1 Asimov reports that as of December 1949 he had received a total of slightly less than $12,000 for his entire output. Considering what Asimov had done and what his stature in the field was already by that time, there may be no need to say anything else about the forties in science fiction.

2 And their due.

3 It takes a writer of real literary background and ambition to make a major contribution like this.

4 Neither writers nor stories are machinery, of course, and it can be presumed that Amazing preempted in certain cases some of the markets on the list, but certainly I was seeing nothing on first submission.

5 You know the perversity of editors—or at least I do.

6 The others, for the record, were Robert Heinlein, Isaac Asimov, A. E. van Vogt, and L. Sprague de Camp.

7 Asimov continued to appear in the magazines with diminishing frequency through the first half of the decade, but even the five or six serialized novels and fifty short stories represented a sharp cutback and the stunning expansion of the market diffused his proportionate impact. “Editors missed me a bit,” he wrote laconically about the period.

8 Bug Jack Barron, Stand on Zanzibar, Dune, The Left Hand of Darkness, Black Easter, Thorns, The Moon Is a Harsh Mistress, Camp Concentration; case rests.

9 The payoff which Boucher, perhaps fortunately, did not live to see is that there is now in mass-market terms almost no audience for quality fiction at all, a fact not unnoted by science fiction editors—not, on balance, a dumb group.

10 And it is important to point out that science fiction in the fifties was a magazine field: almost everything originated there. The book publishers fed off what had been and was running in the periodicals, and only the bottom-line houses, like Monarch, published much nonmagazine material and that simply because these books were too weak to have achieved serial sale. The fifties novels mentioned earlier had all appeared originally in the magazines and most of them were commissioned and directed by the editors.
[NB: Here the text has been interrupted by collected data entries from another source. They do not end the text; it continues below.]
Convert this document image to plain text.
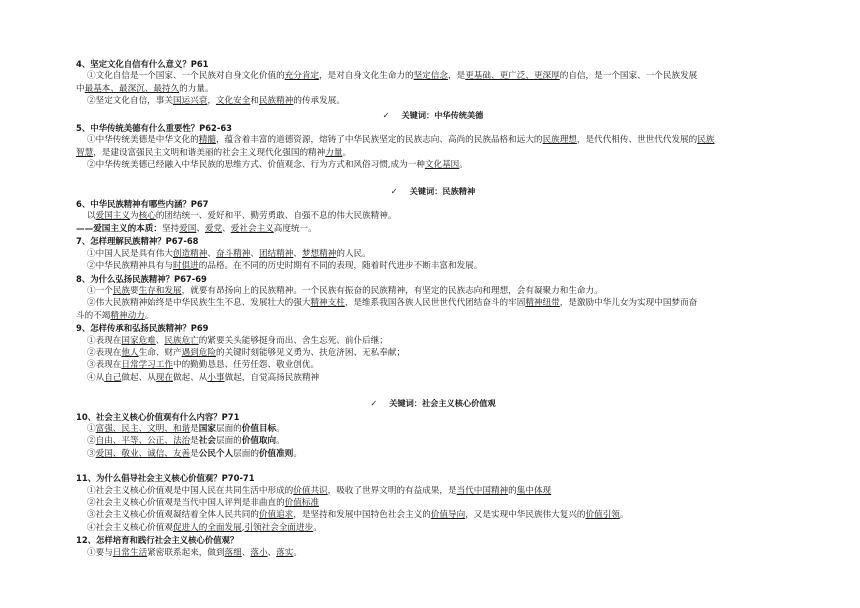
4、坚定文化自信有什么意义？P61
①文化自信是一个国家、一个民族对自身文化价值的充分肯定，是对自身文化生命力的坚定信念，是更基础、更广泛、更深厚的自信，是一个国家、一个民族发展
中最基本、最深沉、最持久的力量。
②坚定文化自信，事关国运兴衰，文化安全和民族精神的传承发展。
✓ 关键词：中华传统美德
5、中华传统美德有什么重要性？P62-63
①中华传统美德是中华文化的精髓，蕴含着丰富的道德资源，熔铸了中华民族坚定的民族志向、高尚的民族品格和远大的民族理想，是代代相传、世世代代发展的民族
智慧，是建设富强民主文明和谐美丽的社会主义现代化强国的精神力量。
②中华传统美德已经融入中华民族的思维方式、价值观念、行为方式和风俗习惯,成为一种文化基因。
✓ 关键词：民族精神
6、中华民族精神有哪些内涵？P67
以爱国主义为核心的团结统一、爱好和平、勤劳勇敢、自强不息的伟大民族精神。
——爱国主义的本质：坚持爱国、爱党、爱社会主义高度统一。
7、怎样理解民族精神？P67-68
①中国人民是具有伟大创造精神、奋斗精神、团结精神、梦想精神的人民。
②中华民族精神具有与时俱进的品格。在不同的历史时期有不同的表现，随着时代进步不断丰富和发展。
8、为什么弘扬民族精神？P67-69
①一个民族要生存和发展，就要有昂扬向上的民族精神。一个民族有振奋的民族精神，有坚定的民族志向和理想，会有凝聚力和生命力。
②伟大民族精神始终是中华民族生生不息、发展壮大的强大精神支柱，是维系我国各族人民世世代代团结奋斗的牢固精神纽带，是激励中华儿女为实现中国梦而奋
斗的不竭精神动力。
9、怎样传承和弘扬民族精神？P69
①表现在国家危难、民族危亡的紧要关头能够挺身而出、舍生忘死、前仆后继；
②表现在他人生命、财产遇到危险的关键时刻能够见义勇为、扶危济困、无私奉献；
③表现在日常学习工作中的勤勤恳恳、任劳任怨、敬业创优。
④从自己做起、从现在做起、从小事做起，自觉高扬民族精神
✓ 关键词：社会主义核心价值观
10、社会主义核心价值观有什么内容？P71
①富强、民主、文明、和谐是国家层面的价值目标。
②自由、平等、公正、法治是社会层面的价值取向。
③爱国、敬业、诚信、友善是公民个人层面的价值准则。
11、为什么倡导社会主义核心价值观？P70-71
①社会主义核心价值观是中国人民在共同生活中形成的价值共识，吸收了世界文明的有益成果，是当代中国精神的集中体现
②社会主义核心价值观是当代中国人评判是非曲直的价值标准
③社会主义核心价值观凝结着全体人民共同的价值追求，是坚持和发展中国特色社会主义的价值导向，又是实现中华民族伟大复兴的价值引领。
④社会主义核心价值观促进人的全面发展,引领社会全面进步。
12、怎样培育和践行社会主义核心价值观？
①要与日常生活紧密联系起来，做到落细、落小、落实。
11 This is not quite fair. Although “Among the Dangs” appeared first in Esquire, it was a science fiction story which was reprinted in Fantasy and Science Fiction and several genre anthologies. But if it had appeared first in F & SF it surely would not have won second (or even 980th) prize in the 1959 O. Henry Awards.

12 Bester confirms this speculation in a 1980 essay for Galaxy: 30 Years of Innovative Science Fiction, published by Playboy Press.